Aileen Cunningham is a motivational speaker, author, and entrepreneur. Cunningham loves to travel as a youth leader giving hope to those who are lost without a vision for life. She reaches people with her creative style, passion for people, and incredible ability to reach into the hearts of adults and teens while providing a message that is life changing.
Harmoni Cunningham is an enthusiastic, outgoing, dynamic, cheerful young girl. She’s the author of “Just Be A Kid,” a book that inspires and encourages youth to enjoy being a kid. She enjoys making people laugh and smile, especially if she knows they’re having a bad day.
Van Buren: What inspired you to write your book, “Who Said I Wouldn’t Make It”?
Cunningham: I was a freshmen in college and it was placed on my heart; God put it in my spirit to write the book. “Who Said I Wouldn’t Make It” is a reflection of my life. I’ve experienced being in a children’s home, battling physical and emotional abuse and being rejected by society. I was told countless times that I would become an alcoholic, be a victim to substance abuse and I wasn’t capable or qualified to go away to college. The title is saying, you said I wouldn’t make it, but God had plans and his purpose was for my good. So everything that I’ve encountered will work together for my good. It’s just a reflection for anyone that felt like they weren’t good enough.
Van Buren: What inspired you to write her book, “Just Be A Kid”?
Harmoni Cunningham: One day I was in my mom’s room and I asked her if I could read her book. She told me I was too young to read it. She said it’s encouraging adults. I said well maybe I could write a book, but instead I’ll encourage children. I see nowadays children aren’t being kids, making memories and having fun. They’re worried about things that kids shouldn’t worry about.

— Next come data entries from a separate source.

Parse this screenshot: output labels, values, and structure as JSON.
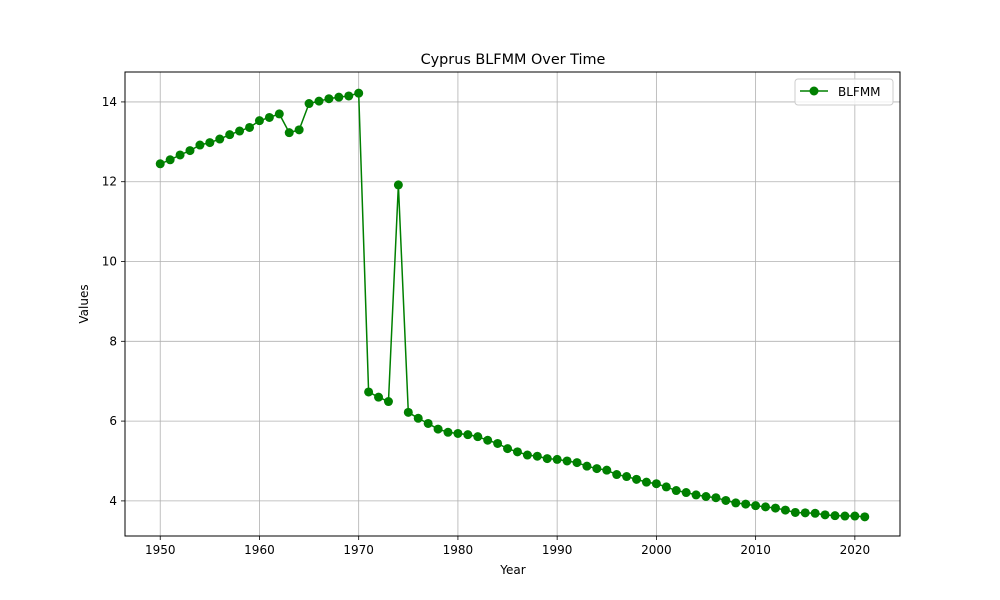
{
  "chart_data": {
    "type": "line",
    "title": "Cyprus BLFMM Over Time",
    "xlabel": "Year",
    "ylabel": "Values",
    "xlim": [
      1946.45,
      2024.55
    ],
    "ylim": [
      3.12,
      14.75
    ],
    "xticks": [
      1950,
      1960,
      1970,
      1980,
      1990,
      2000,
      2010,
      2020
    ],
    "yticks": [
      4,
      6,
      8,
      10,
      12,
      14
    ],
    "grid": true,
    "legend_position": "top-right",
    "series": [
      {
        "name": "BLFMM",
        "color": "#008000",
        "marker": "circle",
        "x": [
          1950,
          1951,
          1952,
          1953,
          1954,
          1955,
          1956,
          1957,
          1958,
          1959,
          1960,
          1961,
          1962,
          1963,
          1964,
          1965,
          1966,
          1967,
          1968,
          1969,
          1970,
          1971,
          1972,
          1973,
          1974,
          1975,
          1976,
          1977,
          1978,
          1979,
          1980,
          1981,
          1982,
          1983,
          1984,
          1985,
          1986,
          1987,
          1988,
          1989,
          1990,
          1991,
          1992,
          1993,
          1994,
          1995,
          1996,
          1997,
          1998,
          1999,
          2000,
          2001,
          2002,
          2003,
          2004,
          2005,
          2006,
          2007,
          2008,
          2009,
          2010,
          2011,
          2012,
          2013,
          2014,
          2015,
          2016,
          2017,
          2018,
          2019,
          2020,
          2021
        ],
        "values": [
          12.45,
          12.55,
          12.67,
          12.78,
          12.92,
          12.98,
          13.07,
          13.18,
          13.27,
          13.36,
          13.53,
          13.61,
          13.7,
          13.23,
          13.3,
          13.96,
          14.02,
          14.08,
          14.12,
          14.15,
          14.22,
          6.73,
          6.6,
          6.49,
          11.92,
          6.22,
          6.07,
          5.94,
          5.8,
          5.72,
          5.69,
          5.66,
          5.61,
          5.52,
          5.44,
          5.31,
          5.23,
          5.15,
          5.12,
          5.06,
          5.04,
          5.0,
          4.96,
          4.87,
          4.81,
          4.77,
          4.66,
          4.61,
          4.54,
          4.47,
          4.43,
          4.35,
          4.26,
          4.21,
          4.15,
          4.11,
          4.08,
          4.01,
          3.95,
          3.92,
          3.88,
          3.85,
          3.82,
          3.77,
          3.71,
          3.7,
          3.69,
          3.65,
          3.63,
          3.62,
          3.62,
          3.6
        ]
      }
    ]
  }
}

Van Buren: What is it like partnering with your daughter to help empower young people and adults?
Cunningham: For me it’s encouraging. It’s rewarding. I feel like this is part of my purpose and my daughter which is my seed is a product of that. As a mother my desire has always been to raise her and provide a foundation.
Van Buren: Why is it important for kids to enjoy just being a kid?
Harmoni Cunningham: It’s important because, you won’t be a kid for long. You’re going to have to grow up one day, go to work and pay bills. You should want to have fun and enjoy being a kid. My mom says she wishes she was still a kid, it’s hard being an adult.
Van Buren: What advice would you give parents who share everything (finances, struggles, saying negative things about the other parent) with their kids?
Cunningham: I believe that we are models for our children. We’re not going to be perfect; there’s no manual that teaches you how to be the most perfect and productive parent. But we are a model to our children, so what our children witness, hear and see is more than likely the behavior they’ll model.
I’ve made attempts over the years to be sensitive about what I expose my daughter to, even my negative thoughts. That goes with guarding the type of influence that I wanted to project for Harmoni. I think as parents our responsibility and role is to safeguard our children. When you allow negativity to be projected in the long term it causes more damage for the child in my opinion than good.
Van Buren: How do you encourage others to overcome adversity?
Cunningham: To everything there’s a season. To individuals that are going through tribulations right now, this too shall pass. Where you are right now doesn’t have to be your final destination in life.
Van Buren: What advice would you give to your younger self?
Cunningham: I would advise my younger self to trust the process.